KPF’s London Office established in 1990, and since opening it has become the base for a truly international practice, working across Europe, the Middle East and beyond. The office now has up to 140 staff and is led by 7 Principals and 10 Directors. 

Their vast experience in London in particular includes complex urban projects across many of the boroughs. They have proven expertise maximising the potential of underused sites, contributing to significant placemaking and regeneration efforts. They have influenced the development of areas which are crucial to London’s advancement, supporting the city’s position on the world stage, whether transforming a previously derelict site, in the case of Canary Wharf, or enhancing tightly knit historic areas such as the Square Mile, Mayfair, Earls Court and Covent Garden. 

Join President and Design Principal, Jamie von Klemperer, Principal, John Bushell and the Society for this intimate Members Only evening as we discover the past, present and future of one of London’s most exciting architectural studios.

The Cass, 16 Goulston Street, E1 7TP
Tube: Aldgate East (District, Hammersmith & City lines)

Saturday, 29 September, 11:30 – 12:30

Mark Brearley 
and Euan Mills ask - What are London's strategic planning objectives? Why does the mayor get involved with individual planning applications?  Why should we get involved in strategic policy? Who will drive future planning practice?
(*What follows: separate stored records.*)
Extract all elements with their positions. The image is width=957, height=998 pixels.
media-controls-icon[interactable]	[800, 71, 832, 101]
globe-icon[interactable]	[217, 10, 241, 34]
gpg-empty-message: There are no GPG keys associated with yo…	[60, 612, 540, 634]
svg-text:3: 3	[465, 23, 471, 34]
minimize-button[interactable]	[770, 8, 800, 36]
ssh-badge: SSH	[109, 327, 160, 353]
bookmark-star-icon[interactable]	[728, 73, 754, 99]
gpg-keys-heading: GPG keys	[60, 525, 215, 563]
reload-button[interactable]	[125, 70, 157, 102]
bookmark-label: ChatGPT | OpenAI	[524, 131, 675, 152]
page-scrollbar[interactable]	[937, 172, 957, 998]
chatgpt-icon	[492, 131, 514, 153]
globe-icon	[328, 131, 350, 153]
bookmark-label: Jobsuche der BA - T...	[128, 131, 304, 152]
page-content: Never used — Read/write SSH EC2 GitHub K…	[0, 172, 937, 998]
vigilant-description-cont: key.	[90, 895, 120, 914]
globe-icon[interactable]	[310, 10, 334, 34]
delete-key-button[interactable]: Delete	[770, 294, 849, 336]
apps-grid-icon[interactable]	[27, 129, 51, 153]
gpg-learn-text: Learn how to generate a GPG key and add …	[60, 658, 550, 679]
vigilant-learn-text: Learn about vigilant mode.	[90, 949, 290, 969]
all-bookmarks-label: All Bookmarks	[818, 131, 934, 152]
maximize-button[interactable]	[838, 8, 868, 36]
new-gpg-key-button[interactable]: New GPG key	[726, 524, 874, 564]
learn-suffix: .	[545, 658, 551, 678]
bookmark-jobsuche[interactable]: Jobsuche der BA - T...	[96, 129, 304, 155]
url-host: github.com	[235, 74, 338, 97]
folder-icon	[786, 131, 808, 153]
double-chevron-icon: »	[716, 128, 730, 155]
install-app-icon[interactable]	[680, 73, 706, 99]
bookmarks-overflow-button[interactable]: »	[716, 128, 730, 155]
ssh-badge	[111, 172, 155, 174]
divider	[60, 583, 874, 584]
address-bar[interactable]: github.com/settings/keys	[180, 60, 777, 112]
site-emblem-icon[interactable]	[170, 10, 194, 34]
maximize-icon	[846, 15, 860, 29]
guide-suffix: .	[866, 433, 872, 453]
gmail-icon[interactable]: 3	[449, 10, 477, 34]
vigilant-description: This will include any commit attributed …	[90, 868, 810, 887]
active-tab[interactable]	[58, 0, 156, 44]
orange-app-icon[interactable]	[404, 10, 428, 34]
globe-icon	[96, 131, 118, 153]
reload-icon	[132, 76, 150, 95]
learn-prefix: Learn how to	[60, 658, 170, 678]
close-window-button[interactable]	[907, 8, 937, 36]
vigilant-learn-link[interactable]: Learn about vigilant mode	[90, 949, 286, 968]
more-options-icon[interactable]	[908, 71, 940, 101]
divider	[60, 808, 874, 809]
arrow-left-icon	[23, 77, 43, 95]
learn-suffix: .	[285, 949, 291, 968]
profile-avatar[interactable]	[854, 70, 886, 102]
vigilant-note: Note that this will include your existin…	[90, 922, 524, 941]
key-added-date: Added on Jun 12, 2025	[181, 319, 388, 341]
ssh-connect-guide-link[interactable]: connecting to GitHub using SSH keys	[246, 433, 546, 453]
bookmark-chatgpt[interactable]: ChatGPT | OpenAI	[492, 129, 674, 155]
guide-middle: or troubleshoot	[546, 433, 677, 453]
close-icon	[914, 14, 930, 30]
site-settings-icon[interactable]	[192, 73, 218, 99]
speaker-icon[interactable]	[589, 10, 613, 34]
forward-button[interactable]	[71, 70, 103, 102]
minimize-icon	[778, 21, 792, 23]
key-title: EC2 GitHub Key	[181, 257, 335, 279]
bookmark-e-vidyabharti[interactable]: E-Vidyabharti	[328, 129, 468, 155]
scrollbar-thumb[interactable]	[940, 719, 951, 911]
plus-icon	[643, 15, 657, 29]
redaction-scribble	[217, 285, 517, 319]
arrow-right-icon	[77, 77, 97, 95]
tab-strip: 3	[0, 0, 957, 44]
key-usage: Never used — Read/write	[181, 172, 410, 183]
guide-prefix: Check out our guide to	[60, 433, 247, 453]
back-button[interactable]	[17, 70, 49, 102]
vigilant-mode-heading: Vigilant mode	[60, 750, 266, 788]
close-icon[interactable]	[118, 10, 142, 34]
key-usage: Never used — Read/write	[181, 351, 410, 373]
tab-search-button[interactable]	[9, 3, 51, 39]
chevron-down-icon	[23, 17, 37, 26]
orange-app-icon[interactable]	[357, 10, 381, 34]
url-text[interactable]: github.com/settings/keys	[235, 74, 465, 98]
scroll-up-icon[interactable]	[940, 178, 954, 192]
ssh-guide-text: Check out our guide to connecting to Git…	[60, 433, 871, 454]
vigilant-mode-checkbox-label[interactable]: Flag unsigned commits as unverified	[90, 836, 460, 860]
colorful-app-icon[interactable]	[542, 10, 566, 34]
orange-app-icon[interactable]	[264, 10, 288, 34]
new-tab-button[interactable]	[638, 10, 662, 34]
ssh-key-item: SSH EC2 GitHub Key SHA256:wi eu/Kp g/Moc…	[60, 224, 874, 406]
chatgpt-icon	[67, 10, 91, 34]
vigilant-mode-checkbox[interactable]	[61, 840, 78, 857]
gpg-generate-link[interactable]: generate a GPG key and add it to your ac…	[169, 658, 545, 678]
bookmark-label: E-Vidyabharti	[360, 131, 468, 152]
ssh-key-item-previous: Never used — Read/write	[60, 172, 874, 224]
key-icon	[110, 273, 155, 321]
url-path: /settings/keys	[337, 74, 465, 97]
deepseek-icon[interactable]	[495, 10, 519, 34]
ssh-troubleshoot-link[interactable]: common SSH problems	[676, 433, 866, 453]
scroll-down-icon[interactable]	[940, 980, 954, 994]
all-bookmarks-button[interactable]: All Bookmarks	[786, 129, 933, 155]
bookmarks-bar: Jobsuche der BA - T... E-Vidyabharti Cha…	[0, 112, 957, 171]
Never Mind The Bollards: London’s Iconic Street Furniture
Hoare Lea, 12-13 Stable St, Kings Cross, N1C 4AB
Kings Cross (Circle, Hammersmith & City, Northern, Piccadilly, and Victoria lines, National Rail)

Tuesday, 2 October,  6:30 – 8:30


The red phone box is a true icon of London. Now essentially redundant, the humble kiosk remains a magnet for tourists and Instagrammers looking for an authentic London backdrop. But what of London's other street furniture? Most of us walk past without a second glance, but this is to miss a world of enchantment.

Have you ever hunted the city's rare Edward VIII post boxes? Do you know where in London one can find a bollard shaped like a policeman, or a penis? Our city contains musical benches, anti-urination guards, hidden ventilation shafts, stink pipes, 1,500 working gas lamps, and railings made from WW2 stretchers. Even the humble junction box has become a canvas for street artists, while coal hole covers are collectors' items. In Abbey Road we even have the world's most famous (perhaps the world's only famous) pedestrian crossing.

Londonist Editor-at-Large Matt Brown promises that you'll never look at your street the same way again after you hear him talk a load of bollards for an hour.

Battersea and Nine Elms
21 St George Wharf, SW8 2JW
Tube: Vauxhall (Victoria line, National Rail)

Saturday, 6 October, 10:30 – 12:30
25 may attend
Members have Priority Booking until Monday, 20 August

Anyone travelling by train between Waterloo/Vauxhall and Clapham Junction will have noticed that Nine Elms is changing fast - it is currently one of the largest regeneration areas in Europe.  This walk led by London Blue Badge Tourist Guide, Rosie Pollard, follows the river Thames from Vauxhall to Chelsea Bridge taking in the changing landscape and focussing on 2 buildings - the new American embassy and Battersea Power station.  Some of the most recognised architects in the world are involved in the 15 year project to redevelop the Power station and the 42 acre site - Phase 1 is already complete opening up public access to the Thames.

The 3.5 km walk finishes at Circus West Village by Chelsea Bridge which offers a variety of cafes and restaurants.